Sujet : Re: Video speed at a crawl
De : news (at) *nospam* druck.org.uk (druck)
Groupes : comp.sys.raspberry-piDate : 12. May 2025, 16:43:45
Autres entêtes
Organisation : A noiseless patient Spider
Message-ID : <vvt4vh$15qp8$1@dont-email.me>
References : 1 2 3
User-Agent : Mozilla Thunderbird
On 12/05/2025 10:41, Jesper wrote:
On 11.05.2025 22:18, druck wrote:
On 11/05/2025 10:41, Jesper wrote:
For a week or two showing video on my Raspi 5 with NVME is
impossible. The framerate is now something like 2-3 seconds per frame.
First a new observation: Showing a mp4-video captured with my android
phone runs fine.
Sounds like the next thing to do is to work out what video codecs videos
are using, which are quick and which are not.
I would look at what is running on the Pi.

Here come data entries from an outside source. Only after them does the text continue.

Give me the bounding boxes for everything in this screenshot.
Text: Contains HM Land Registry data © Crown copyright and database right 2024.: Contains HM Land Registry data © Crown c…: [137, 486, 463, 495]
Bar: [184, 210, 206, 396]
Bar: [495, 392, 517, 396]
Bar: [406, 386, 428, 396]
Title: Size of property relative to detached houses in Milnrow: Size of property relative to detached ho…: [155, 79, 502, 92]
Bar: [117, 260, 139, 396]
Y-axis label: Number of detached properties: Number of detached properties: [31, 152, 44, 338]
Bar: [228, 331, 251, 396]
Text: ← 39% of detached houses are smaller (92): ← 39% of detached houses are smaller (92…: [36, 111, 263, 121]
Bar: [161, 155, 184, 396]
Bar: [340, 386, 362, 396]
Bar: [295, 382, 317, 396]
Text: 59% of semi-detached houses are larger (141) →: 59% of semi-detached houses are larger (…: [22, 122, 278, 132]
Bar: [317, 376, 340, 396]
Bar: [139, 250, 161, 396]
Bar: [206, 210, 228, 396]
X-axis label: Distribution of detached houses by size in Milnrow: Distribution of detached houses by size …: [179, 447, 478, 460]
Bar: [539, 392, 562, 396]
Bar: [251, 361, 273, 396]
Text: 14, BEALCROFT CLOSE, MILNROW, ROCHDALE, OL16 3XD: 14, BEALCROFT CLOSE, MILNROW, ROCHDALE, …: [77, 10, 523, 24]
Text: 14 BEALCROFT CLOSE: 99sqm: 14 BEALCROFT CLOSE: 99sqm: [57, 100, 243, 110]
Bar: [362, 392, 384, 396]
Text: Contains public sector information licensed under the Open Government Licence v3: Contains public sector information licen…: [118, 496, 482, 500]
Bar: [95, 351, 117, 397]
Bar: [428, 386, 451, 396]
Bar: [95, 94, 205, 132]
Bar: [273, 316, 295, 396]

Use htop to see what
processes are using CPU. It will also show total memory used and if
there is any swap usage - which will kill the machines performance.
With Thunderbird, File Manager and a Terminal running, HTOP shows Mem
960M/7.87G, Swp 0K/200M.
- After starting the mp4-video HTOP shows Mem 1.14G/7.87G, Swp 0k/200M.
- After stopping the mp4 video and starting Firefox HTOP shows Mem
1.39G/7.87G Swp 0K∕200M. The 4 lines in HTOP above Mem and Swp shows low
numbers, like 0.7% to 2.0%.
- After also starting a video in Firefox HTOP shows 1.74G/7.87G Swp
0K/200M. The 4 lines in HTOP above Mem and Swp shows 20% to 45%, but
goes down to numbers below 20 while the video is shown as a few frames
with like 3 seconds interval.
It doesn't look like there is a problem with the memory. Unless you tell
it not to, Linux often swaps out a small amount of memory for things
like the initial loader of programs which aren't ever used again. It's
only if you see a large and rising amount of swap as you are doing
things which indicates the system is under memory pressure.
Thank you for your reply. HTOP sems to be a great tool, but it will take
some time to be familliar with it. A strange thing is I saw 45 lines
with /usr/lib/thunderbird/thunderbird listed with 5.7 % for MEM%. That
sums up to 250% :-) So I do not understand HTOP at all :-)
Browsers now run each tab as a separate process, so you will get many
lines of entries. Each process will share the read only code from the
first process, and have their own writeable data. Which is why they can
all add up to more than the total amount of memory in the machine, but
actually only be using a much lower proportion.